Early in his premiership, Whitney sought to remedy the troubled University of Toronto by improving its finances and finding a successor to its unpopular president James Loudon. According to his biographer, "The legislation for the University of Toronto has to be ranked as one of the major achievements of Whitney's entire period as Premier of Ontario. It provided the institution with a foundation for growth in the twentieth century and it represented a complete break with almost every aspect of Liberal policy towards the University of Toronto."

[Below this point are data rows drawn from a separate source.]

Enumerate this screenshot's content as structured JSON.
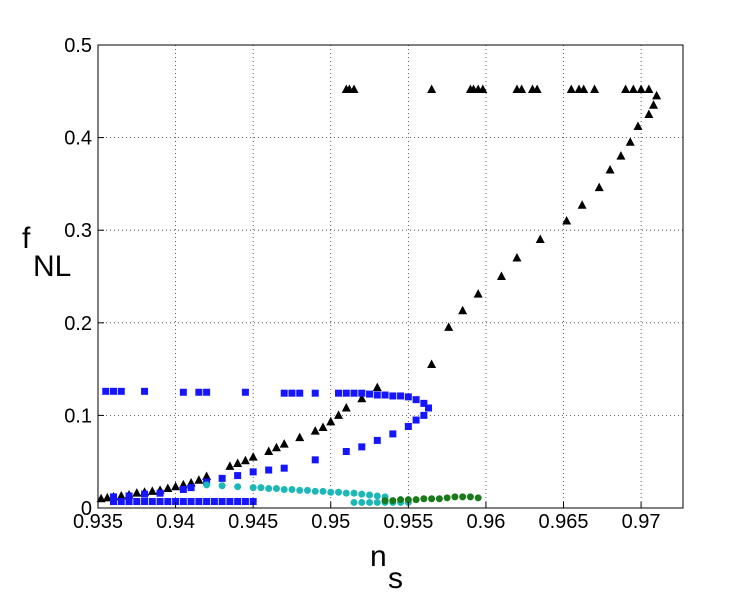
{
  "chart_data": {
    "type": "scatter",
    "xlabel": "n",
    "xlabel_sub": "s",
    "ylabel": "f",
    "ylabel_sub": "NL",
    "xlim": [
      0.935,
      0.9727
    ],
    "ylim": [
      0,
      0.5
    ],
    "xticks": [
      0.935,
      0.94,
      0.945,
      0.95,
      0.955,
      0.96,
      0.965,
      0.97
    ],
    "yticks": [
      0,
      0.1,
      0.2,
      0.3,
      0.4,
      0.5
    ],
    "grid": true,
    "series": [
      {
        "color": "#000000",
        "marker": "triangle",
        "x": [
          0.9352,
          0.9356,
          0.936,
          0.9365,
          0.937,
          0.9375,
          0.938,
          0.9385,
          0.939,
          0.9395,
          0.94,
          0.9405,
          0.941,
          0.9415,
          0.942,
          0.9435,
          0.944,
          0.9445,
          0.945,
          0.946,
          0.9465,
          0.947,
          0.948,
          0.949,
          0.9495,
          0.95,
          0.9505,
          0.951,
          0.952,
          0.953,
          0.9565,
          0.9576,
          0.9585,
          0.9595,
          0.961,
          0.962,
          0.9635,
          0.9652,
          0.9662,
          0.9673,
          0.968,
          0.9687,
          0.9693,
          0.9698,
          0.9705,
          0.9708,
          0.971,
          0.951,
          0.9512,
          0.9515,
          0.9565,
          0.959,
          0.9592,
          0.9595,
          0.9598,
          0.962,
          0.9623,
          0.963,
          0.9633,
          0.9655,
          0.966,
          0.9663,
          0.967,
          0.969,
          0.9695,
          0.97,
          0.9705
        ],
        "values": [
          0.01,
          0.011,
          0.012,
          0.013,
          0.014,
          0.016,
          0.017,
          0.018,
          0.019,
          0.021,
          0.023,
          0.025,
          0.027,
          0.03,
          0.034,
          0.045,
          0.048,
          0.051,
          0.055,
          0.061,
          0.065,
          0.069,
          0.076,
          0.083,
          0.087,
          0.093,
          0.1,
          0.108,
          0.118,
          0.13,
          0.155,
          0.195,
          0.213,
          0.231,
          0.25,
          0.27,
          0.29,
          0.31,
          0.327,
          0.346,
          0.365,
          0.38,
          0.395,
          0.412,
          0.425,
          0.435,
          0.445,
          0.452,
          0.452,
          0.452,
          0.452,
          0.452,
          0.452,
          0.452,
          0.452,
          0.452,
          0.452,
          0.452,
          0.452,
          0.452,
          0.452,
          0.452,
          0.452,
          0.452,
          0.452,
          0.452,
          0.452
        ]
      },
      {
        "color": "#1515ff",
        "marker": "square",
        "x": [
          0.9355,
          0.936,
          0.9365,
          0.938,
          0.9405,
          0.9415,
          0.942,
          0.9445,
          0.947,
          0.9475,
          0.948,
          0.949,
          0.9505,
          0.951,
          0.9515,
          0.952,
          0.9525,
          0.953,
          0.9535,
          0.954,
          0.9545,
          0.955,
          0.9555,
          0.956,
          0.9563,
          0.956,
          0.9555,
          0.955,
          0.954,
          0.953,
          0.952,
          0.951,
          0.949,
          0.947,
          0.946,
          0.945,
          0.944,
          0.943,
          0.942,
          0.941,
          0.9405,
          0.939,
          0.938,
          0.937,
          0.936,
          0.936,
          0.9365,
          0.937,
          0.9375,
          0.938,
          0.9385,
          0.939,
          0.9395,
          0.94,
          0.9405,
          0.941,
          0.9415,
          0.942,
          0.9425,
          0.943,
          0.9435,
          0.944,
          0.9445,
          0.945
        ],
        "values": [
          0.126,
          0.126,
          0.126,
          0.126,
          0.125,
          0.125,
          0.125,
          0.125,
          0.124,
          0.124,
          0.124,
          0.124,
          0.124,
          0.124,
          0.124,
          0.124,
          0.123,
          0.122,
          0.122,
          0.121,
          0.121,
          0.12,
          0.117,
          0.113,
          0.108,
          0.1,
          0.095,
          0.088,
          0.08,
          0.073,
          0.066,
          0.061,
          0.052,
          0.043,
          0.041,
          0.039,
          0.035,
          0.032,
          0.028,
          0.022,
          0.02,
          0.016,
          0.015,
          0.013,
          0.012,
          0.007,
          0.007,
          0.007,
          0.007,
          0.007,
          0.007,
          0.007,
          0.007,
          0.007,
          0.007,
          0.007,
          0.007,
          0.007,
          0.007,
          0.007,
          0.007,
          0.007,
          0.007,
          0.007
        ]
      },
      {
        "color": "#1cb8b8",
        "marker": "circle",
        "x": [
          0.942,
          0.943,
          0.944,
          0.945,
          0.9455,
          0.946,
          0.9465,
          0.947,
          0.9475,
          0.948,
          0.9485,
          0.949,
          0.9495,
          0.95,
          0.9505,
          0.951,
          0.9515,
          0.952,
          0.9525,
          0.953,
          0.9535,
          0.9515,
          0.952,
          0.9525,
          0.953,
          0.9535,
          0.954,
          0.9545,
          0.955
        ],
        "values": [
          0.025,
          0.024,
          0.023,
          0.022,
          0.022,
          0.021,
          0.021,
          0.02,
          0.02,
          0.019,
          0.019,
          0.018,
          0.018,
          0.017,
          0.017,
          0.016,
          0.016,
          0.015,
          0.014,
          0.013,
          0.012,
          0.006,
          0.006,
          0.006,
          0.006,
          0.006,
          0.006,
          0.006,
          0.006
        ]
      },
      {
        "color": "#1a7a1a",
        "marker": "circle",
        "x": [
          0.9535,
          0.954,
          0.9545,
          0.955,
          0.9555,
          0.956,
          0.9565,
          0.957,
          0.9575,
          0.958,
          0.9585,
          0.959,
          0.9595
        ],
        "values": [
          0.008,
          0.008,
          0.009,
          0.009,
          0.009,
          0.01,
          0.01,
          0.01,
          0.011,
          0.012,
          0.012,
          0.012,
          0.011
        ]
      }
    ]
  }
}
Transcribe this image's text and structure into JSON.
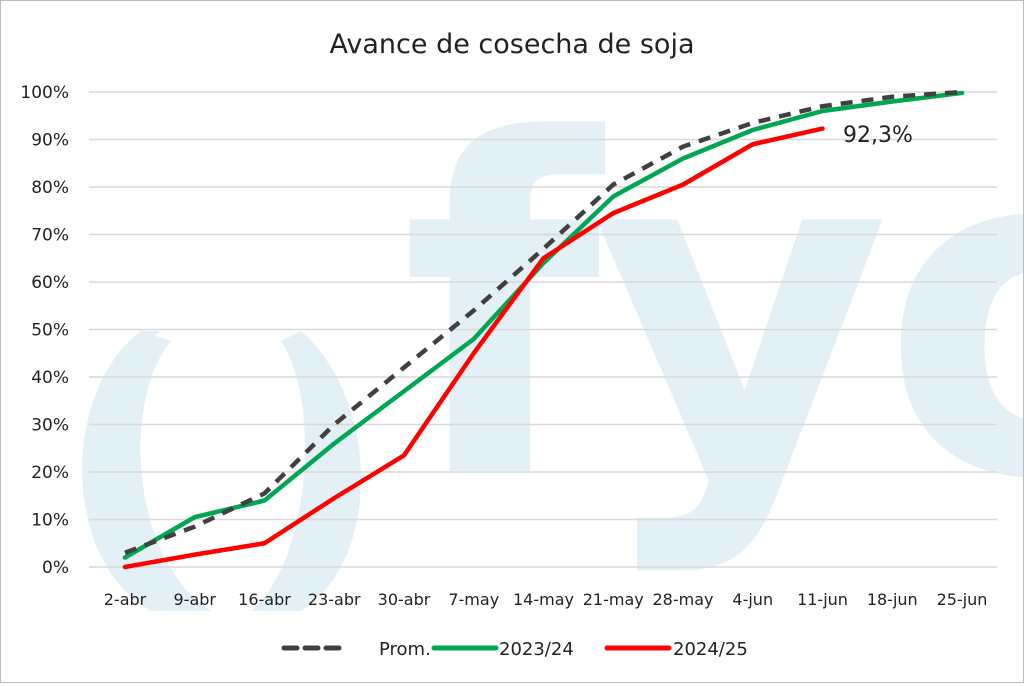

He also supported the anti-Catholic and anti-French-Canadian sentiments of supporters of the Orange Order in his caucus (such as George Howard Ferguson) by passing Regulation 17, which banned the teaching of French in schools beyond the first three years of school. The measure inflamed French-Canadian opinion across Canada, particularly in Quebec, and divided the country as it entered World War I.

== Death and legacy ==
Whitney died in office, on September 25, 1914, aged 70, shortly after he had won the 1914 election. Whitney had a suspected heart attack during his convalescence in New York City in 1913 and returned to Toronto staying at Toronto General Hospital.

A 1920s government building across from Queen's Park is named the Whitney Block after him. A statue of him stands on the Queen's Park grounds. Whitney Hall, a residential building at nearby University College, of the University of Toronto, is also named after him.